The Adjustment Bureau
David Norris (Matt Damon) is a member of Congress going back and forth from New York who has just lost a bid for a Senate seat. Just before giving his concession speech, he met Elise (Emily Blunt), passionate dance of young people with whom he seems to share a strong connection. Apparently he accidentally fell on her again the next day and it was soon determined to pursue a relationship with her. But when it comes to his office, he met a strange occasion. He is aware of the existence of Adjustment Bureau, a group of beings, who oversees the destiny and make sure that people do not deviate from the straight path. David says he can not see Elise they both love lives unfulfilled. But David is determined to fight for his love, even with all the sky arrayed against him.
The surprising thing about the film, how deep it becomes mundane details of everyday life. The world depicted in the film is a great force deployed to ensure that every life is set on the right track. There are big issues at stake here, fate and free will, but the film gives the highest priority for the small moments. You can change the destiny of a person's red tape, or a short conversation between human beings, we realize that the chemistry. Films like these usually heavy and swollen. Most of its execution, this film is a lively, charming, and quite funny.
The only real trouble in the third act where the rules demand a kind of great movie climax of action. The film, which until then was a charming exploration of the celestial bureaucracy and the immediacy of love, becomes an extended chase sequence inert. And when the chase finally ends, we are confronted with a sequence that attempts to address all major issues with a low disposable speech. Here the film is exposed as a mediocre thriller, the lack of power great enough to do all that convincing running.
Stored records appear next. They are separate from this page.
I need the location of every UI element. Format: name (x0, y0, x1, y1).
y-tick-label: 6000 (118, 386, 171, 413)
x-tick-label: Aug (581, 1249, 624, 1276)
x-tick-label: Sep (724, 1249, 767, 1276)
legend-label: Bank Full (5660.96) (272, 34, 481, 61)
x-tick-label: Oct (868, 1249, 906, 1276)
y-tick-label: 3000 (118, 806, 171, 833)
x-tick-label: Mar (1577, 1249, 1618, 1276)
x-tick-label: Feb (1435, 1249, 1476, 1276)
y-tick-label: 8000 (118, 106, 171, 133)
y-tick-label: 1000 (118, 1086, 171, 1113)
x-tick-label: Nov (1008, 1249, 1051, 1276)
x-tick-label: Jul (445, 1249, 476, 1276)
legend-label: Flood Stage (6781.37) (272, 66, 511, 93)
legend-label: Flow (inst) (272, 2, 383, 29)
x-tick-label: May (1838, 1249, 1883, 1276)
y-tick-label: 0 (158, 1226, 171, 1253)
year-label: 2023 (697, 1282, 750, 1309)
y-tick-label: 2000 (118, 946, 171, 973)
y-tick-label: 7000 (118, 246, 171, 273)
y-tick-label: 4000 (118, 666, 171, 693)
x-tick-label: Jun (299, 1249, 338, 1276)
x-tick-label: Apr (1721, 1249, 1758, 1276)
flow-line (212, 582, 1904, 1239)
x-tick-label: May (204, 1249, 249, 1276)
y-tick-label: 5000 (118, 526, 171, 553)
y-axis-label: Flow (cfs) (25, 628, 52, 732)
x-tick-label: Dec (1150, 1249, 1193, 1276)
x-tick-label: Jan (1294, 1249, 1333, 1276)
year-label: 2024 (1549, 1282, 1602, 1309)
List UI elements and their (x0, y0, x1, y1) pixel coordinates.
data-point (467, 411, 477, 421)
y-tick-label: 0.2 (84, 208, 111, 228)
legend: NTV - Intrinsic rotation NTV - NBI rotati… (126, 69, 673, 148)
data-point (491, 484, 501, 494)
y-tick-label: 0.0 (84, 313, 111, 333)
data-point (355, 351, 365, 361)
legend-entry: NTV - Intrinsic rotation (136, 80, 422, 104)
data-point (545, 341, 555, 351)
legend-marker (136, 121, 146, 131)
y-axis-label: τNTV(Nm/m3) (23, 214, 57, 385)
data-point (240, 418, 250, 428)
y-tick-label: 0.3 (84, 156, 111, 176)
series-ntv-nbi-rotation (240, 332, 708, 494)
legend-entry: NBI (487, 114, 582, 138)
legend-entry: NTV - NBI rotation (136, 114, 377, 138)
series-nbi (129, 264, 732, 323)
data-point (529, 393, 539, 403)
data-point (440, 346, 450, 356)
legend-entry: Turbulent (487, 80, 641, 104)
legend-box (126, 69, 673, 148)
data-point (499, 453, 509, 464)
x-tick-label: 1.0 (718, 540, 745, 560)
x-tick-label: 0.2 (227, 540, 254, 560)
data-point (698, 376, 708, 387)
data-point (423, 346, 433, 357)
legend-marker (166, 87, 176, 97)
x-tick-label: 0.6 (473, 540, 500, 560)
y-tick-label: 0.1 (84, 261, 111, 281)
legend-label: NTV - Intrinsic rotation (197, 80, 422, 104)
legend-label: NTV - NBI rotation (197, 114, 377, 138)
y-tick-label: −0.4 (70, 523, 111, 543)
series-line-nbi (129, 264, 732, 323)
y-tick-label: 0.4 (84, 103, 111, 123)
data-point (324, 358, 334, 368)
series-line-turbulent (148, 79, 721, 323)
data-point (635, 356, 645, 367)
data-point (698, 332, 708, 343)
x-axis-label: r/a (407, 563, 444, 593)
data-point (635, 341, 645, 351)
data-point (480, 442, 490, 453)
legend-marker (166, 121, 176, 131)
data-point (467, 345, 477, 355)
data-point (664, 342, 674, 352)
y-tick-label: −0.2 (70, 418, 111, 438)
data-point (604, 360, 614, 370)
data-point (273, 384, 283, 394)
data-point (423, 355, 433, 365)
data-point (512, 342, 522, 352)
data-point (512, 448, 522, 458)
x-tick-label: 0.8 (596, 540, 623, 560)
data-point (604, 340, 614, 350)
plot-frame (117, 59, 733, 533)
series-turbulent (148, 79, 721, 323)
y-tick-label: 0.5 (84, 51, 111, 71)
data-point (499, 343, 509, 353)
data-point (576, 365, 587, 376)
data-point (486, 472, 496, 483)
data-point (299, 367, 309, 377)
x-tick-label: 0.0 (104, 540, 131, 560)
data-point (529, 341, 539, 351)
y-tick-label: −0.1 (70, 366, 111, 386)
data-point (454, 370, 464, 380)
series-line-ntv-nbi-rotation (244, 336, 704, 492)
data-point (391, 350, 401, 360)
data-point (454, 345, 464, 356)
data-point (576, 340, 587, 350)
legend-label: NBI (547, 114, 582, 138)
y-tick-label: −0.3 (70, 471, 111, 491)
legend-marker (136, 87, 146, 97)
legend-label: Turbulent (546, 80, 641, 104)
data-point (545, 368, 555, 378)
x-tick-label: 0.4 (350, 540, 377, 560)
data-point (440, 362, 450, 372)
But the other parties to continue working, especially the romantic angle. Much of the credit must go to such child, Matt Damon and Emily Blunt. Both have a real chemistry and charm together with their love story to screen the film gives a solid core to build. Blunt, in particular, is fantastic. He moves so well in the flames of faith in the crash of vulnerability that is difficult to say where one ends and another begins. The supporting actors all seem to have so much fun. John Slattery was born to wear a hat. And Terence brings his particular brand of terror as he walks across the screen.
Adjustment Bureau is a really strange movie. Movies based on stories by Philip K. Dick tend to be either epic blockbuster science-fiction or moody psychological thriller. This film can not stand the strain and science fiction is almost in the background. What we get instead is a rather sweet love story about two people who simply can not stop thinking of others. Around this solid core of romance are many small interesting details and little conversations that follow the rhythms of everyday life. It should be wrong, but it holds together and leaves the audience with a strange film, sometimes clumsy, but ultimately little sweet.